At its own convention last week, the Rastriya Prajatantra Party (RPP) positioned itself by pushing an anti-secular, monarchist electoral platform, and overhauled its leadership by electing Rajendra Lingden.
Pushpa Kamal Dahal’s CPN (Maoist Center), the third-largest party in Parliament and NC’s coalition partner, is set to hold its own national conference next month with full focus on elections.
All four parties are using publicity surrounding their conventions to jump-start their party machinery for 2023. It is as if they have suddenly woken up from slumber, and party infighting that had sapped morale.
For the past three years, the UML and Maoist Centre were too preoccupied with their internal power struggles to pay attention to what voters might think. The NC was not even playing opposition politics. And the Covid crisis gave everyone the excuse to do nothing.
That is why the conventions have been a way to energise the parties, galvanise voters, make up for lost time so parties can throw campaigning into high gear during 2022.
“The conventions were mini elections,” admits the UML’s Krishna Pokhrel. “They were rehearsals for the real thing, and allowed the parties to streamline themselves for the election.”
On Thursday, Gagan Thapa and Bishwa Prakash Sharma were elected general secretaries of Nepali Congress. This is proof that younger leaders at climbing up the party ladder. Neither are from Deuba’s camp in the party elections.
However, except for the RPP, the three main parties have retained their tried, tested and failed leadership. Five-time prime minister Deuba was re-elected party chair, as was Oli and most certainly Pushpa Kamal Dahal will also head the Maoist Centre.
“The conventions were an opportunity for the parties to rebrand themselves, but they have not seized it,” says political analyst Puranjan Acharya.
Indeed, the country’s sinking economy, the Covid crisis and the urgent need for socio-economic reform were not even mentioned in the party conclaves which were obsessed with leadership contests and electoral alliances.
Deuba’s NC presides over the coalition government made up of Dahal’s MC, Madhav Kumar Nepal’s newly-minted Unified Socialists, Upendra Yadav’s Janata Samajbadi Party (JSP), and the Rastriya Janamorcha.
Dahal and Nepal need the NC’s grassroots base, and have warned Deuba not to break the coalition, which is on thin ice mainly due to differences over the MCC which Parliament is due to ratify.
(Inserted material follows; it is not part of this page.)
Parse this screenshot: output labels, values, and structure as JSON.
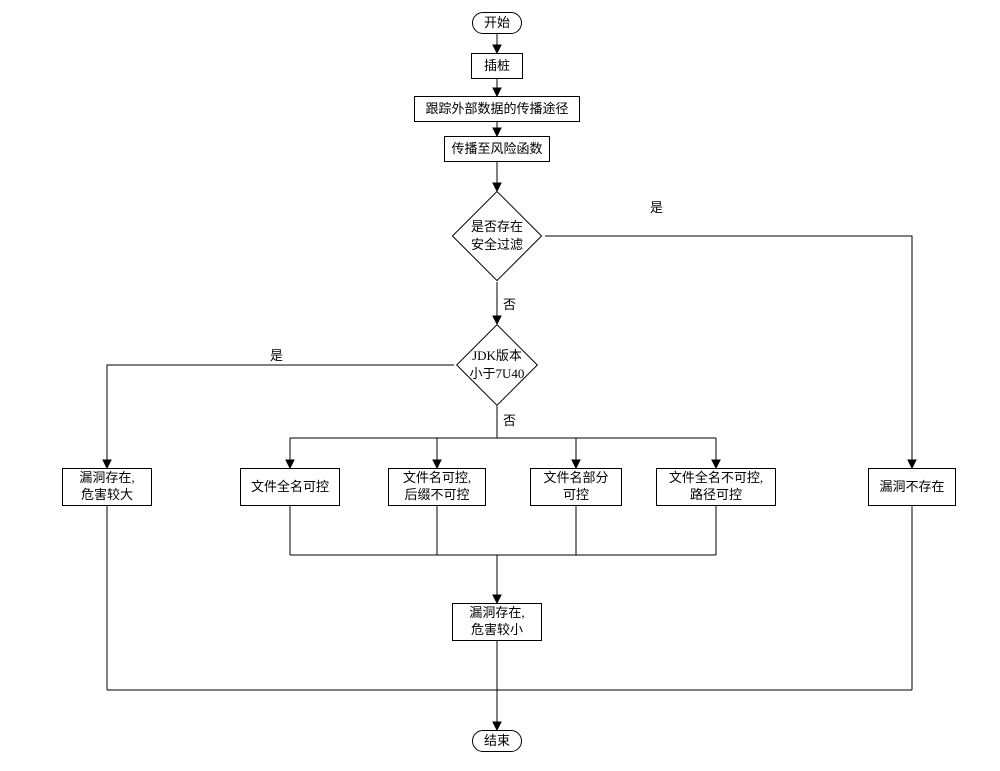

While Deuba’s NC supports the $500 million American infrastructure project, Dahal and Nepal are opposed. The UML’s Oli strongly backed the MCC while he was in power, but now sees it as a useful tool to chip away at the governing coalition.
“The Nepali Congress has no plans to form an alliance with anyone in 2023,” says the party’s Gagan Thapa, “we are confident that we are going to sweep the polls with a majority by ourselves.”
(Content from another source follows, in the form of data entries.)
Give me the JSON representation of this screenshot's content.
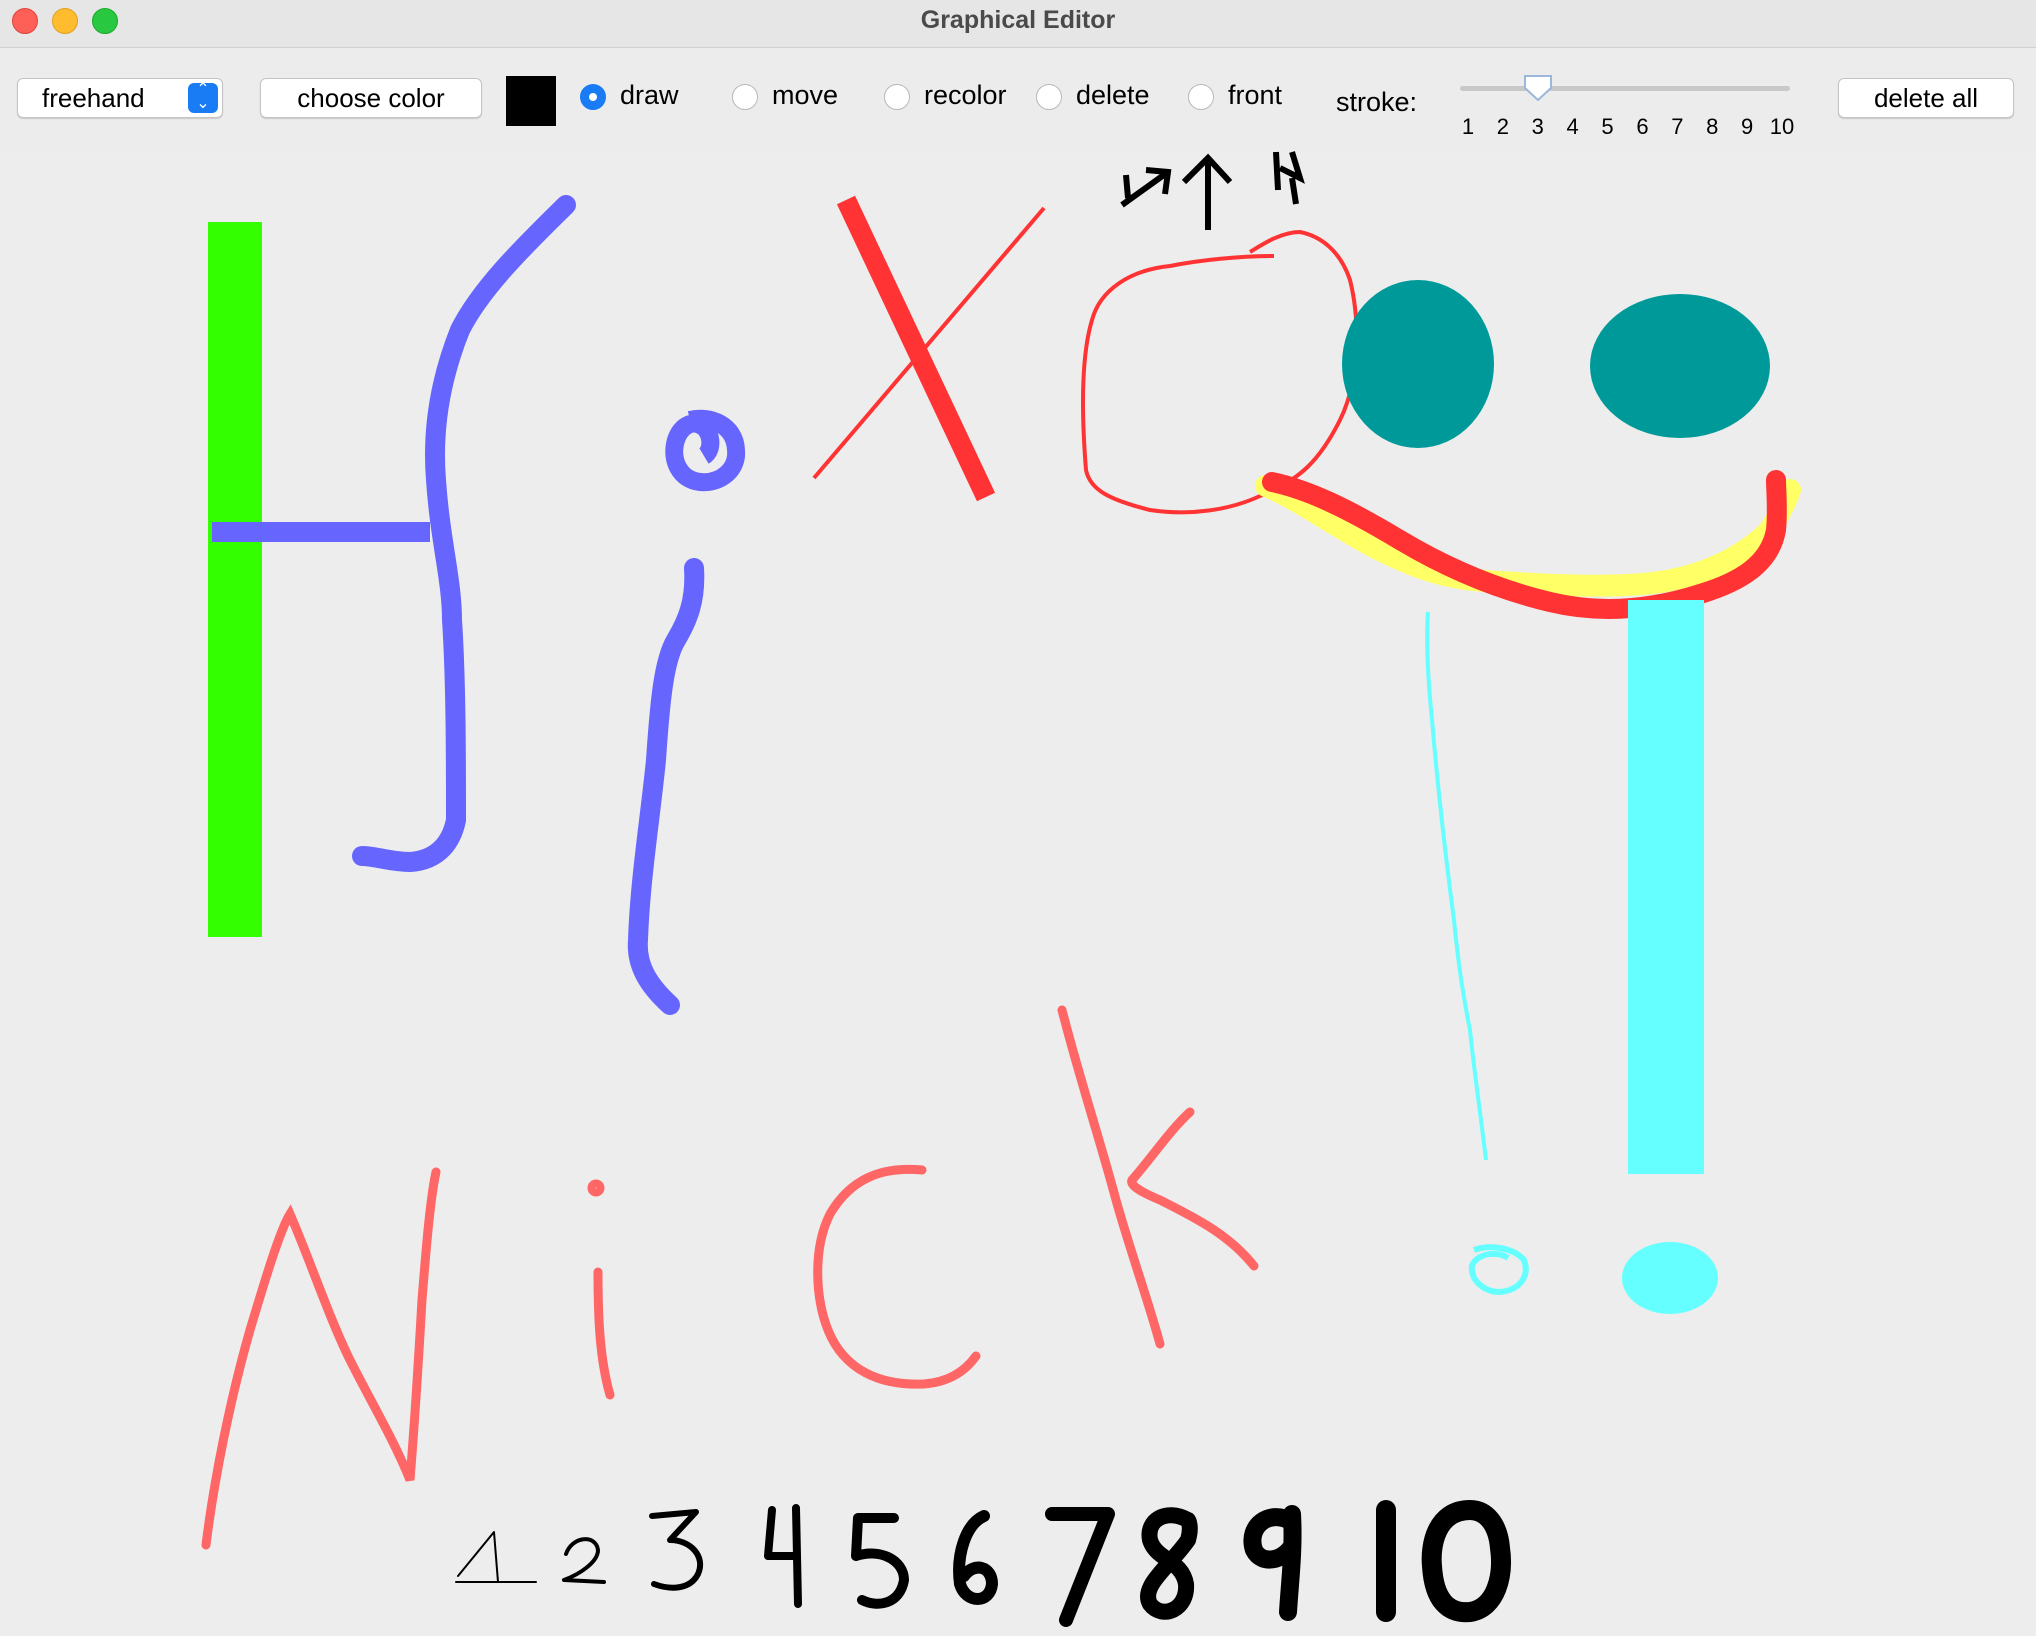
{
  "window": {
    "title": "Graphical Editor"
  },
  "toolbar": {
    "shape_select": {
      "value": "freehand",
      "icon": "up-down-chevron-icon"
    },
    "choose_color_label": "choose color",
    "current_color": "#000000",
    "modes": [
      {
        "label": "draw",
        "checked": true
      },
      {
        "label": "move",
        "checked": false
      },
      {
        "label": "recolor",
        "checked": false
      },
      {
        "label": "delete",
        "checked": false
      },
      {
        "label": "front",
        "checked": false
      }
    ],
    "stroke_label": "stroke:",
    "stroke": {
      "value": 3,
      "min": 1,
      "max": 10,
      "ticks": [
        "1",
        "2",
        "3",
        "4",
        "5",
        "6",
        "7",
        "8",
        "9",
        "10"
      ]
    },
    "delete_all_label": "delete all"
  },
  "canvas": {
    "background": "#ededed",
    "colors": {
      "green": "#33ff00",
      "blue": "#6666ff",
      "red": "#ff3333",
      "teal": "#009999",
      "yellow": "#ffff66",
      "cyan": "#66ffff",
      "salmon": "#ff6666",
      "black": "#000000"
    }
  }
}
Indeed, the NC has benefited from left disunity and wants to deploy its new young supporters to rally voters in 2023.
Meanwhile, the main priority in polls for Dahal and Nepal is to weaken the UML and emerge as the second party with an electoral alliance if possible — proving correct the theory that Communists everywhere see the parties immediately to their left as more of a threat than those on the right.